Local spectroscopy of a gate-switchable moire quantum anomalous Hall insulator

In recent years, correlated insulating states, unconventional superconductivity, and topologically non-trivial phases have all been observed in several moire heterostructures. However, understanding of the physical mechanisms behind these phenomena is hampered by the lack of local electronic structure data. Here, we use scanning tunnelling microscopy and spectroscopy to demonstrate how the interplay between correlation, topology, and local atomic structure determines the behaviour of electron-doped twisted monolayer-bilayer graphene.
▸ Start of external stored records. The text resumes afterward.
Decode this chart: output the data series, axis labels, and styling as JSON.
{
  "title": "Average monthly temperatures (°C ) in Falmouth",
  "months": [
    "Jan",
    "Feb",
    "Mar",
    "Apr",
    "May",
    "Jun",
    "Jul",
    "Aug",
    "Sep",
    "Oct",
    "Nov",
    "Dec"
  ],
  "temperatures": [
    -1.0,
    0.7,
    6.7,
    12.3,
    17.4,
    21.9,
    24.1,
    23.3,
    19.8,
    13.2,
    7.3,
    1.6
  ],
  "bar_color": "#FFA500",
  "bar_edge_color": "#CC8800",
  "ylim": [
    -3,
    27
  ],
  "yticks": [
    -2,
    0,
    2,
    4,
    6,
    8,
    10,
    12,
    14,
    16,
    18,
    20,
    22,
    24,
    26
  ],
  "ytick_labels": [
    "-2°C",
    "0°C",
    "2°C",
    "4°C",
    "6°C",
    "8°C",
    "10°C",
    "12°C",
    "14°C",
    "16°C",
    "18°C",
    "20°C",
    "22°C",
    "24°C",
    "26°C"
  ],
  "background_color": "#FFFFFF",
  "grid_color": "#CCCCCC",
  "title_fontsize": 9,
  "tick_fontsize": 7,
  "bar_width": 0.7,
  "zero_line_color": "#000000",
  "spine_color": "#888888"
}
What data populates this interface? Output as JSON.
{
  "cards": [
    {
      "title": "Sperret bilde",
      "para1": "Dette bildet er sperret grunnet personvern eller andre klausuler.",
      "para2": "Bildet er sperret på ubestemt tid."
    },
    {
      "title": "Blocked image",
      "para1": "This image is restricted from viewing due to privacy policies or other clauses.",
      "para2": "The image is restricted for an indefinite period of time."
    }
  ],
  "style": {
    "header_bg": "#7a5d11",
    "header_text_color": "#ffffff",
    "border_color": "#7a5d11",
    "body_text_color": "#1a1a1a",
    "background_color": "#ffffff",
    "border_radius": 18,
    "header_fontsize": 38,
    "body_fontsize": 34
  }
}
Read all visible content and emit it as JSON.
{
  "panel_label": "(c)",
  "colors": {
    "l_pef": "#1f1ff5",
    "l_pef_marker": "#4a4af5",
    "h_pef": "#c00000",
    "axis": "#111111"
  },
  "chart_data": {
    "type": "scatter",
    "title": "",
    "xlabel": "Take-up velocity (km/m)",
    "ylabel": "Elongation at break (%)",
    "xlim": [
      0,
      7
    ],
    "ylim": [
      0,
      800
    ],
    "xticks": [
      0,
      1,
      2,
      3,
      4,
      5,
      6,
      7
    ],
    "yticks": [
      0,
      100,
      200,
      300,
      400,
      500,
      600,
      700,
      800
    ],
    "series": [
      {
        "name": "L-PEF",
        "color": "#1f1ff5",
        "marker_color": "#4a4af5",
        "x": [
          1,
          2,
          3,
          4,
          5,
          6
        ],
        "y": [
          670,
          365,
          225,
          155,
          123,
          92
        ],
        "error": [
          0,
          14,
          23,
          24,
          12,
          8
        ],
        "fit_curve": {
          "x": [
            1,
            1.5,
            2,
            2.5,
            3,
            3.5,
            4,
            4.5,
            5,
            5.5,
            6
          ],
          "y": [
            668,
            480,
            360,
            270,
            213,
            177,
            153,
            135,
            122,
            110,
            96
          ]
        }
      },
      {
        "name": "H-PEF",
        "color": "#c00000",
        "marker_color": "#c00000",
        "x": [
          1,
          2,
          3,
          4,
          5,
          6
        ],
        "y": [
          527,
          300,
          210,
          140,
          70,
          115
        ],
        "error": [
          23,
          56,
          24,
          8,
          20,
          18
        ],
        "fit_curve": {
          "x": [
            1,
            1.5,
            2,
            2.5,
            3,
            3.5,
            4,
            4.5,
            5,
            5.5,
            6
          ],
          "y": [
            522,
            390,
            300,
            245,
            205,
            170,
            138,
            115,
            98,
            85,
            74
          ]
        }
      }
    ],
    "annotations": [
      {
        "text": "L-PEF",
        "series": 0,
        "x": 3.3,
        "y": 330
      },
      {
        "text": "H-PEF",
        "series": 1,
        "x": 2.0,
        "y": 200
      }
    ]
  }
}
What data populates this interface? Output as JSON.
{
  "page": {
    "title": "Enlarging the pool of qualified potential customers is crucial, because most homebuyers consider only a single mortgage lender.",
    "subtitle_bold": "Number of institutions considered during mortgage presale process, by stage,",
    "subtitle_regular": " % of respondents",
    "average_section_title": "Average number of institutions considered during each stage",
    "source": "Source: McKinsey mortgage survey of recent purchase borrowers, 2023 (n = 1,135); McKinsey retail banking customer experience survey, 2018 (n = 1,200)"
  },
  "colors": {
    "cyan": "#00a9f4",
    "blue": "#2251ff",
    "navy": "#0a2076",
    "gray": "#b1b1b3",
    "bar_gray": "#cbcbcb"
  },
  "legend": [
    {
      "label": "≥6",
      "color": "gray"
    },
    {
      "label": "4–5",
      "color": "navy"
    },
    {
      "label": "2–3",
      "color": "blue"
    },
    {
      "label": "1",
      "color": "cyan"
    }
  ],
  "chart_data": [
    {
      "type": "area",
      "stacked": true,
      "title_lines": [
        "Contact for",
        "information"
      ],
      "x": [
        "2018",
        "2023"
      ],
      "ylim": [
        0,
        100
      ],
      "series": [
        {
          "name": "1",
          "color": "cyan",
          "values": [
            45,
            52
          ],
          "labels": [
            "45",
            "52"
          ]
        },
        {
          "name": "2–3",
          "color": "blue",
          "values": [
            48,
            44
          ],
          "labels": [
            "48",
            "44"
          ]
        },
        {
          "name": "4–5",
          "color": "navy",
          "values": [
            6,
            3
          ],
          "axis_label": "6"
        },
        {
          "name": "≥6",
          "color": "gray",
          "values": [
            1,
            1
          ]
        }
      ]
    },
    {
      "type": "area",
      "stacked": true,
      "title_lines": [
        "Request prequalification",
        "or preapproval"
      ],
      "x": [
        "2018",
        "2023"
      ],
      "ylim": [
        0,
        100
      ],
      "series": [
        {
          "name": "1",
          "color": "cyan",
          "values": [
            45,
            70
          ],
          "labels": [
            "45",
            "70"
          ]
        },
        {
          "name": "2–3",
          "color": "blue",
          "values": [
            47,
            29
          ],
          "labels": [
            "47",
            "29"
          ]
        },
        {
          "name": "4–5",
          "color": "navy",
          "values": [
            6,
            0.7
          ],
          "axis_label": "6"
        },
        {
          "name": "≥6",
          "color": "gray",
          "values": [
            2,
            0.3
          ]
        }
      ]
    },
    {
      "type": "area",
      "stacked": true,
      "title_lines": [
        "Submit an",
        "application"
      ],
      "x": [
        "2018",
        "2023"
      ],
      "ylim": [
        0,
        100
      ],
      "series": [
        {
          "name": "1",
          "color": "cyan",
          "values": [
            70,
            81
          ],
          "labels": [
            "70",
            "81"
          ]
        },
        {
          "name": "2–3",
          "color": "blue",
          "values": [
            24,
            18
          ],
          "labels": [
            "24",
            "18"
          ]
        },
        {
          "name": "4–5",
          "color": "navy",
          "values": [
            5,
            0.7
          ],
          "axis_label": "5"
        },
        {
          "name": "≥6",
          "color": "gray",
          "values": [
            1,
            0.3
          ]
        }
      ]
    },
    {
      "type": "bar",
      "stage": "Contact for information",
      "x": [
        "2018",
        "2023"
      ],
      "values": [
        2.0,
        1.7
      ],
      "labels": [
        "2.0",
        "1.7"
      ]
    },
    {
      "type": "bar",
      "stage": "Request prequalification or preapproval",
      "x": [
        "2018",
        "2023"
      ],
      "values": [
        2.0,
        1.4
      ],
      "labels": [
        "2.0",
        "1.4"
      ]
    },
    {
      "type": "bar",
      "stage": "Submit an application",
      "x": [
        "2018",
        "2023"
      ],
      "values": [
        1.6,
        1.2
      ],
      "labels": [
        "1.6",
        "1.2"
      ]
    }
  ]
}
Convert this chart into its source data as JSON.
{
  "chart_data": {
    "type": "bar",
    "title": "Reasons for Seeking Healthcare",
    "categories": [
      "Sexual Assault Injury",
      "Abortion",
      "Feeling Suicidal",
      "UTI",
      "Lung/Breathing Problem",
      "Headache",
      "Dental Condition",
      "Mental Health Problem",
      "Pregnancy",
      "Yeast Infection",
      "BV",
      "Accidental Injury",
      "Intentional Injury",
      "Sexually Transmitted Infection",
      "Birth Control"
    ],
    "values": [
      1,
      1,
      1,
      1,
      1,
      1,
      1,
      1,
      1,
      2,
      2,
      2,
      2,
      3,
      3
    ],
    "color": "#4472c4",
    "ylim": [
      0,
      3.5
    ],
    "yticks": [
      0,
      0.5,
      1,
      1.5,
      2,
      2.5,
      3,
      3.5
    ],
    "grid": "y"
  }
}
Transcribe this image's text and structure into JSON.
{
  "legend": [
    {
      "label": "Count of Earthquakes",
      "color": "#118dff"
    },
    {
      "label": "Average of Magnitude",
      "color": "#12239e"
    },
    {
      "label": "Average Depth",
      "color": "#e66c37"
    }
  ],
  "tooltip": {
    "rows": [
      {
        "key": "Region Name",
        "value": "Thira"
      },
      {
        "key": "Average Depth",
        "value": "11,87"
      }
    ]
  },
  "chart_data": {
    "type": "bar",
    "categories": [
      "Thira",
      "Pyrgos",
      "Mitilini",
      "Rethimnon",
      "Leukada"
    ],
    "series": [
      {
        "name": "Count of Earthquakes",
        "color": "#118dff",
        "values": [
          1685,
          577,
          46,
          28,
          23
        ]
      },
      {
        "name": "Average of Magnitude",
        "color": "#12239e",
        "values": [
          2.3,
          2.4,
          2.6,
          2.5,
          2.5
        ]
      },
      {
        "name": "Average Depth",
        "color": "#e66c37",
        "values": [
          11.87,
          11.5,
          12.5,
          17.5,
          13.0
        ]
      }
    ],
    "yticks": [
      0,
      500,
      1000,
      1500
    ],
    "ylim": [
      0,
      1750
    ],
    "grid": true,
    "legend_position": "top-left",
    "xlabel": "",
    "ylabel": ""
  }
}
Through gate- and magnetic field-dependent measurements, we observe local spectroscopic signatures indicating a quantum anomalous Hall insulating state with a total Chern number of & PLUSMN;2 at a doping level of three electrons per moire unit cell. We show that the sign of the Chern number and associated magnetism can be electrostatically switched only over a limited range of twist angle and sample hetero-strain values. This results from a competition between the orbital magnetization of filled bulk bands and chiral edge states, which is sensitive to strain-induced distortions in the moire superlattice. Twisted moire heterostructures offer a highly tunable solid-state platform for exploring fundamental condensed matter physics. Here, the authors use scanning tunnelling microscopy to investigate the local electronic structure of the gate-controlled quantum anomalous Hall insulator state in twisted monolayer-bilayer graphene.

Automated summary

In recent years, various phenomena such as correlated insulating states, unconventional superconductivity, and topologically non-trivial phases have been observed in moire heterostructures. However, the lack of local electronic structure data has hindered the understanding of the underlying physical mechanisms. In this study, scanning tunnelling microscopy and spectroscopy are used to investigate the behaviour of electron-doped twisted monolayer-bilayer graphene, revealing the interplay between correlation, topology, and local atomic structure. The results provide insights into the gate-controlled quantum anomalous Hall insulator state in twisted moire heterostructures.